YA Literature – Hang on Tight!
Monique Polak
What’s the difference between a book for teens and a book for adults?
I get asked that question a lot.
My friend, Ontario kid-lit author Marsha Skyrpuch likes to say, “YA [the acronym for Young Adult] books are books for adults – but with the boring parts left out!”
Tim Wynne-Jones, arguably Canada’s most celebrated children’s author, has an answer I also love – and which I think about a lot. He says, “YA literature is about getting a grip. Adult literature is about letting go.”
Tim, who lives outside of Ottawa, is a two-time winner of the Governor General’s Award for Children’s Literature. He was in Montreal recently to do writing workshops and discuss his latest book The Starlight Claim (Candlewick), a sequel to The Maestro, which earned him a GG Prize in 1995.
And lucky me, I got to have supper with Tim. I can’t even remember what I cooked because our conversation was so interesting and fun. I asked him to tell me more about his “getting a grip” theory. Here’s what he told me: “Any book for children, even if it doesn’t have a happy ending, is about getting a grip.” Then Tim grabbed the corner of his dinner plate and said, “I’ve got this much. This piece of flotsam – like wood on the Titanic – and I’ll hold on for now. I’m going to believe it will get me to shore. That’s getting a grip.”

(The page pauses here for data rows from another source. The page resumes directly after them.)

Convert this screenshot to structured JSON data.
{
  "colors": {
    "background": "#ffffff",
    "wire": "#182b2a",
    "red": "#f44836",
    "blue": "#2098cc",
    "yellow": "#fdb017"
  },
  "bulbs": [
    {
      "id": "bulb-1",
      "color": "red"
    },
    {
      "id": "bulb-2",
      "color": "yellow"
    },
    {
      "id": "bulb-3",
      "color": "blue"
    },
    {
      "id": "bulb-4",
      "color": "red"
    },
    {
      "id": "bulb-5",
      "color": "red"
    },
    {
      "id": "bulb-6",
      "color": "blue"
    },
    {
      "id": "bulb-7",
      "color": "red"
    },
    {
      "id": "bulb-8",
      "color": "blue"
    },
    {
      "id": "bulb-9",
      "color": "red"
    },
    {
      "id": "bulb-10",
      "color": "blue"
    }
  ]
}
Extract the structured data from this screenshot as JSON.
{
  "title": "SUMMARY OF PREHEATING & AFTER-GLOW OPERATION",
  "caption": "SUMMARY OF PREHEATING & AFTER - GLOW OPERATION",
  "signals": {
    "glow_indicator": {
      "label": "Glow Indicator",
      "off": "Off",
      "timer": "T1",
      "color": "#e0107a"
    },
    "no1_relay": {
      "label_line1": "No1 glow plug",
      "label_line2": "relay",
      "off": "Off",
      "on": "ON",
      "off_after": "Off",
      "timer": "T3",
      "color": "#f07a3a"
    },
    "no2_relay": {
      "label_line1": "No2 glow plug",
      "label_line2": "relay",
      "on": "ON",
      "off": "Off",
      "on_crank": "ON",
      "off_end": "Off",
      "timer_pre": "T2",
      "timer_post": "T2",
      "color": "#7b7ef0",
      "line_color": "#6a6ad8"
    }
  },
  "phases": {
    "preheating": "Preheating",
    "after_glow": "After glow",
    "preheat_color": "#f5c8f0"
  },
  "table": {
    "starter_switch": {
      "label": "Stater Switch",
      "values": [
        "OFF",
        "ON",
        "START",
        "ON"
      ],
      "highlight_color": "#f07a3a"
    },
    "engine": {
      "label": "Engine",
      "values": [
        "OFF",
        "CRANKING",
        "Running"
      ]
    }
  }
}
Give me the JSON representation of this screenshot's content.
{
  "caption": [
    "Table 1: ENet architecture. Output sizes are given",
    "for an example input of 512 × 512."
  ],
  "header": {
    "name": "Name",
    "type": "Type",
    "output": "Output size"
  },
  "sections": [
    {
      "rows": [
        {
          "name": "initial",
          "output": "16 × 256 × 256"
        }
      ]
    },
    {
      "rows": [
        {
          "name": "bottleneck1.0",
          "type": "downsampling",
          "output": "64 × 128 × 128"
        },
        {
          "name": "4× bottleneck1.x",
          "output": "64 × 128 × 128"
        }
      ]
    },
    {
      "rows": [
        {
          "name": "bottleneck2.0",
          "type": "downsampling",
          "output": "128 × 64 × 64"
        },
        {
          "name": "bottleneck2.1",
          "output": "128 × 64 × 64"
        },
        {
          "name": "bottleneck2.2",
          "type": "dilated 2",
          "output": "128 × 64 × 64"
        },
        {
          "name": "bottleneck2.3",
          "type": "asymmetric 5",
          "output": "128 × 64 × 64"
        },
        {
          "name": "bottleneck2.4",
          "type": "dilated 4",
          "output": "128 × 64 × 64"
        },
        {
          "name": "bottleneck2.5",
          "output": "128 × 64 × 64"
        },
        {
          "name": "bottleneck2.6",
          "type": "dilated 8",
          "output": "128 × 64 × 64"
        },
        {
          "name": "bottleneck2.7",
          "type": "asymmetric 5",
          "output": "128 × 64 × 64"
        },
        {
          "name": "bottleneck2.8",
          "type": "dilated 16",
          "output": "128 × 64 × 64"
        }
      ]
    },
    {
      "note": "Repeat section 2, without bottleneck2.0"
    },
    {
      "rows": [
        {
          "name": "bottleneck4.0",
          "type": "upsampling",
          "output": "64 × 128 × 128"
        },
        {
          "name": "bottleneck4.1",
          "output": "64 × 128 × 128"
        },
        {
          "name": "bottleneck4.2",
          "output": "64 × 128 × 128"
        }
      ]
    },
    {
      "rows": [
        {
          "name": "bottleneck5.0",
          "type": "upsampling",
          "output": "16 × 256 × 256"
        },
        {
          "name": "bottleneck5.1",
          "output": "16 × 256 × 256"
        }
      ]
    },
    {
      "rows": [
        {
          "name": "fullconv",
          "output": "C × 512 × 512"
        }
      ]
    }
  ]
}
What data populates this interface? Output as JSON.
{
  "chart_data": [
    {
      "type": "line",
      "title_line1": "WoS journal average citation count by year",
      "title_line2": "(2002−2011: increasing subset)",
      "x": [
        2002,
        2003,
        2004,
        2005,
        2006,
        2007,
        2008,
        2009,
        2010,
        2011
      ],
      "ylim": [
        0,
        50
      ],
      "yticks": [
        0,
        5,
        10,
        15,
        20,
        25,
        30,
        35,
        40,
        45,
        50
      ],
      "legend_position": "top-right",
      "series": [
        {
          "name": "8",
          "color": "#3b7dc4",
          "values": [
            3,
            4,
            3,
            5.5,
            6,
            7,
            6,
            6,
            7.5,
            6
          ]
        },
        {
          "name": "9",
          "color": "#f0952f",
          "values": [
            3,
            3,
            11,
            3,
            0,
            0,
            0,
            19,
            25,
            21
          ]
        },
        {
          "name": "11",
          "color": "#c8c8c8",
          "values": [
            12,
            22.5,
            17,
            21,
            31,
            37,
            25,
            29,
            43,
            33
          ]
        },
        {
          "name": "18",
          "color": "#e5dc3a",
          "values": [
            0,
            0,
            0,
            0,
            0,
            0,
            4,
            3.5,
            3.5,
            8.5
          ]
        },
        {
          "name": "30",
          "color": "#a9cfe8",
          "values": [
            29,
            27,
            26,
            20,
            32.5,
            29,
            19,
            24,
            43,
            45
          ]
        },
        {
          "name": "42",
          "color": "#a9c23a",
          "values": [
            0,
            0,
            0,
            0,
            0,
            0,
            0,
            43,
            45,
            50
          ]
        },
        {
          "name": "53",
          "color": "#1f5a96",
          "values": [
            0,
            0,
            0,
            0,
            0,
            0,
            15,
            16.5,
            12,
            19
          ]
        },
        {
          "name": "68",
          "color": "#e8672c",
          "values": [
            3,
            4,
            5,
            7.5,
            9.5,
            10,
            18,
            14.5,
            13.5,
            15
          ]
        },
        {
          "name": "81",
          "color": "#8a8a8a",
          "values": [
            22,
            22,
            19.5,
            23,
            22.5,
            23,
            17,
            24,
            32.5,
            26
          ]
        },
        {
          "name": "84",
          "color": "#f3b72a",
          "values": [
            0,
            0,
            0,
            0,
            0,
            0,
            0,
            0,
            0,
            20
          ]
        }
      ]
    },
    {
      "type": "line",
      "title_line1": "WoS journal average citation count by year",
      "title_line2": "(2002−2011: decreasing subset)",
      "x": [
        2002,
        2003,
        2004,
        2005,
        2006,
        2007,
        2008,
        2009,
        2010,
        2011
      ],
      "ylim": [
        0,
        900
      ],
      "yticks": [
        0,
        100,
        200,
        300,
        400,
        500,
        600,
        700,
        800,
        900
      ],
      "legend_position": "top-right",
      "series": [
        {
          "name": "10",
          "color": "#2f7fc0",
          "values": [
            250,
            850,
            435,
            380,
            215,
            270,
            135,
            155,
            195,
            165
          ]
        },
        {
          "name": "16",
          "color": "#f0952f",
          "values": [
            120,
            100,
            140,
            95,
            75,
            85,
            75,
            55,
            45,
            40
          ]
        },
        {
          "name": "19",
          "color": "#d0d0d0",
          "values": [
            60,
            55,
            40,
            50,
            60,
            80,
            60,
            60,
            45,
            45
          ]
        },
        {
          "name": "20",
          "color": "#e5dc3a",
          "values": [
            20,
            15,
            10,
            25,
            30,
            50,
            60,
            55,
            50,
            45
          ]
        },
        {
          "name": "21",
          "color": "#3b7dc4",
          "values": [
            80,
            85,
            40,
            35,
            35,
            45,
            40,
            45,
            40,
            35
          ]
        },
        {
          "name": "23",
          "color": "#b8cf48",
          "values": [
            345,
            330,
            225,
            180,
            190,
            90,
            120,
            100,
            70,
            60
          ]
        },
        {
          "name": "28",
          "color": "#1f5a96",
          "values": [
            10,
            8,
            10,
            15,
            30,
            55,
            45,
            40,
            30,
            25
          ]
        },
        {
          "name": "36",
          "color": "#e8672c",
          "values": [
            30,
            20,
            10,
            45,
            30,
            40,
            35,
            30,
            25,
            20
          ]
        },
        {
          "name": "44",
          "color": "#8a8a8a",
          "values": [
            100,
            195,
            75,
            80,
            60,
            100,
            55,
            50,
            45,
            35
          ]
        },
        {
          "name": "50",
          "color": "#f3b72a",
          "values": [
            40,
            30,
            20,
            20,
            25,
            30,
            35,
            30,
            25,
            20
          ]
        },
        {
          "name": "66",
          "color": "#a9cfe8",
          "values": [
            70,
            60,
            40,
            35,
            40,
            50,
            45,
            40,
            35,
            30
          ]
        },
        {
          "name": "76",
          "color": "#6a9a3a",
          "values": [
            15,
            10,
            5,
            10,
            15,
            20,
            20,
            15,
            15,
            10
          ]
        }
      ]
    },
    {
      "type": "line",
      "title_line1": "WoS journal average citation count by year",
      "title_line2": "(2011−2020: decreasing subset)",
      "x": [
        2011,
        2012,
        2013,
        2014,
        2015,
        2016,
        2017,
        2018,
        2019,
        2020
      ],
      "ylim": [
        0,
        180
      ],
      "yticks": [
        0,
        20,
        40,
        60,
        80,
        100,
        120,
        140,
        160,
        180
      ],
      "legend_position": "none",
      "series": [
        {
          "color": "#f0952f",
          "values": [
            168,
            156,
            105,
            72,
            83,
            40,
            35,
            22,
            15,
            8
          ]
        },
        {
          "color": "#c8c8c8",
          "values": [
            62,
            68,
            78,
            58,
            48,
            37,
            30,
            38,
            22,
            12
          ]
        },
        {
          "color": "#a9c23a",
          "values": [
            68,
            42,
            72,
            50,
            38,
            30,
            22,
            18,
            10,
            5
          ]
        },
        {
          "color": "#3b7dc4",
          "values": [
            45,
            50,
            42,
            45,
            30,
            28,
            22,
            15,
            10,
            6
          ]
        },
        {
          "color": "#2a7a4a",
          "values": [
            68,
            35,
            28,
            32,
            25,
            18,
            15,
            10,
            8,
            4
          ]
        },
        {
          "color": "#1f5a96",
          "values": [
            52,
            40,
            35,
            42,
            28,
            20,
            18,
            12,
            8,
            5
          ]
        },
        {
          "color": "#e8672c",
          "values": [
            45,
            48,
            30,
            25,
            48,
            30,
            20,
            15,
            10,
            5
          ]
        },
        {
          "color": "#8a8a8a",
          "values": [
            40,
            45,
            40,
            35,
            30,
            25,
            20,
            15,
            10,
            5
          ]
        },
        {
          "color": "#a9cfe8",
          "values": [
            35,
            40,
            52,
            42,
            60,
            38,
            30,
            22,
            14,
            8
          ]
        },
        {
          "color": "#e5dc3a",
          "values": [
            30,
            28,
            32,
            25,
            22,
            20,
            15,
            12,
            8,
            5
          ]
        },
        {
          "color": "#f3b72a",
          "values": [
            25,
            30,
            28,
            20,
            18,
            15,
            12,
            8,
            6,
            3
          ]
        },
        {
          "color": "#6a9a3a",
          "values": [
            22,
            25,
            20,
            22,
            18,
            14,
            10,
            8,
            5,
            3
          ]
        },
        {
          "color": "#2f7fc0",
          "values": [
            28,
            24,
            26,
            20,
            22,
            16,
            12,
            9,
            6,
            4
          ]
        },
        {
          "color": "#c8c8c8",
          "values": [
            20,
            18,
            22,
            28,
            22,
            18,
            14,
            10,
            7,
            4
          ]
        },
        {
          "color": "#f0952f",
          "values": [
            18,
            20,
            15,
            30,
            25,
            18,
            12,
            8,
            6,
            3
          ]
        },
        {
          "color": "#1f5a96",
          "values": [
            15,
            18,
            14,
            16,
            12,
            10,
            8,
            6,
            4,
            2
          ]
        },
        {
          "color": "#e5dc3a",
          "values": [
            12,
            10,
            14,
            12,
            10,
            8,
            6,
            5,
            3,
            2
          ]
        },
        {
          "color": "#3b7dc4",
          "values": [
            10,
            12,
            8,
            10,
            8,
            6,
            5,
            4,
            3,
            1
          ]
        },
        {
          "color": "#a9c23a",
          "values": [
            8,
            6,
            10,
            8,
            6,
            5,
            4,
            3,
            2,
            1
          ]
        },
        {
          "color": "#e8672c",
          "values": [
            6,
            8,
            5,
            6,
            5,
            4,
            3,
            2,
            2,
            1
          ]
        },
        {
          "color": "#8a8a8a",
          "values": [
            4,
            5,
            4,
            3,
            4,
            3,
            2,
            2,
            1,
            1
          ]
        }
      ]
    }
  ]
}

At the end of The Maestro, Burl, the novel’s protagonist, has lost his shoes and gets a new pair. Tim told me that over the years, many kids have written to him, saying they needed help making sense of the book’s ending. “With that new pair of shoes,” Tim told me, “Burl can walk off the train. That’s getting a grip.”
Adults need to learn to let go. The older we get, the more aware we become of the passage of time, and the inevitability of death. But kids are just getting started on life’s journey. They need strength and courage to face life’s challenges. They need to hold on tight and get a grip. Stories can show all of us how to do that.